Aquí los personajes son cuatro: Cecilia, su marido Monk (Danny Aiello) y sus dos enamorados -persona y personaje- y ya ha aprendido a escribir sondeando el alma de estas pocas criaturas y brindando todo un análisis psicológico con breves pinceladas -la brutalidad, aunque también la necesidad mezquina de su esposo, la ingenuidad candorosa de su enamorado, o la vanidad presuntuosa y fatuidad de un actor de cine en ascenso- aunque no es de extrañar su hondura para describir pues ya venía de logros tales como "Manhattan", "Interiores" o "Zelig". La técnica también es prodigiosa, ya que puede pasar de un magnífico blanco y negro de la película dentro de la película, con todos los grises que se puedan imaginar -iluminado hasta el cansancio, parodiando a las películas de la época-, a los colores cálidos de ambientes cerrados, en color pastel, de la verdadera película, y los fríos azules de los exteriores, demarcando, no sólo el frío ambiental, sino el de una época nefasta que le tocara vivir a los Estados Unidos. Todo esto se debe a su iluminador favorito: Gordon Willis. Y hablando de la técnica, el personaje puede pasar del blanco y negro de la pantalla al color de la realidad como sólo un truco de magia fílmica puede lograrlo.
Este es el segundo Allen sin Allen (el primero fue "Interiores", 1978) y, el chiste verbal y el chisporroteo del lenguaje ha dejado aquí paso a la humorada cálida, a la broma de conceptos o al clima cómico y a la vez tierno. Tal vez el chiste mordaz y la ironía se los guarda para su propia aparición en pantalla.
Nunca como aquí la sonrisa permanente fue tan cuidada ni personal. Agradecemos a Woody esta nueva vuelta de tuerca en su producción, cuanto la utilizará de aquí en más en películas tanto protagonizadas por él, pero sobre todo por otros (anticipémonos al Michael Caine de "Hannah y sus Hermanas", al John Cusack de "Disparos sobre Broadway" o al Kenneth Branagh de "Celebrity", todos ellos una especie de "alter ego"). Un humor denso y espeso, como el granulado de sus imágenes, que impregnará desde ahora toda su obra, ya sea la humorística como las más densas realidades psicológicas de sus dramas.

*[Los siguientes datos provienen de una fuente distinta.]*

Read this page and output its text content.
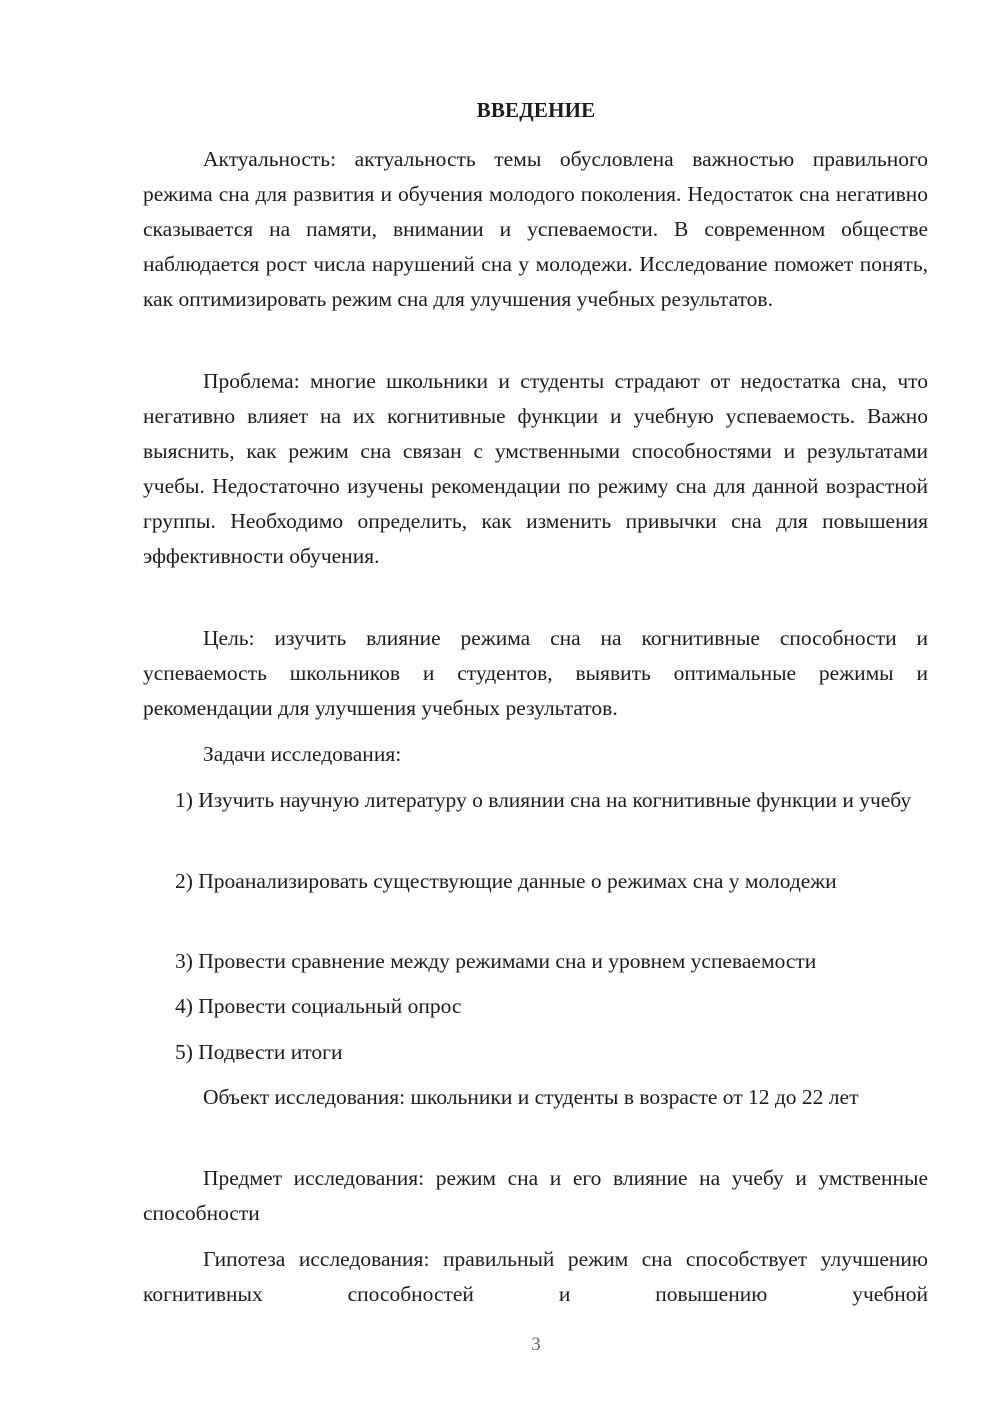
ВВЕДЕНИЕ

Актуальность: актуальность темы обусловлена важностью правильного режима сна для развития и обучения молодого поколения. Недостаток сна негативно сказывается на памяти, внимании и успеваемости. В современном обществе наблюдается рост числа нарушений сна у молодежи. Исследование поможет понять, как оптимизировать режим сна для улучшения учебных результатов.

Проблема: многие школьники и студенты страдают от недостатка сна, что негативно влияет на их когнитивные функции и учебную успеваемость. Важно выяснить, как режим сна связан с умственными способностями и результатами учебы. Недостаточно изучены рекомендации по режиму сна для данной возрастной группы. Необходимо определить, как изменить привычки сна для повышения эффективности обучения.

Цель: изучить влияние режима сна на когнитивные способности и успеваемость школьников и студентов, выявить оптимальные режимы и рекомендации для улучшения учебных результатов.

Задачи исследования:

1) Изучить научную литературу о влиянии сна на когнитивные функции и учебу

2) Проанализировать существующие данные о режимах сна у молодежи

3) Провести сравнение между режимами сна и уровнем успеваемости

4) Провести социальный опрос

5) Подвести итоги

Объект исследования: школьники и студенты в возрасте от 12 до 22 лет

Предмет исследования: режим сна и его влияние на учебу и умственные способности

Гипотеза исследования: правильный режим сна способствует улучшению когнитивных способностей и повышению учебной

3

Woody había escrito hacía ya un tiempo un cuento titulado "El Episodio Kugelmass", en donde un profesor de humanidades que le presta el nombre al cuento se mete en la novela "Madame Bovary" y tiene un romance con su protagonista. El despiste era total, la gente no entendía como un judío neoyorquino podía meterse en una estructura clásica, y menos cuando Madame Bovary dejaba la novela para deambular por Nueva York. La idea era perfecta para un cuento de corta longitud: la obra vio la vida en una prosa brillante, ya que por ese medio podía transmitir la historia perfectamente. Aún hoy, algunos críticos recuerdan el cuento para referirse a "La Rosa Púrpura de El Cairo", ya que esta se transforma en el equivalente cinematográfico del cuento, la película que dice sobre el cine lo que su antecesor decía sobre la literatura.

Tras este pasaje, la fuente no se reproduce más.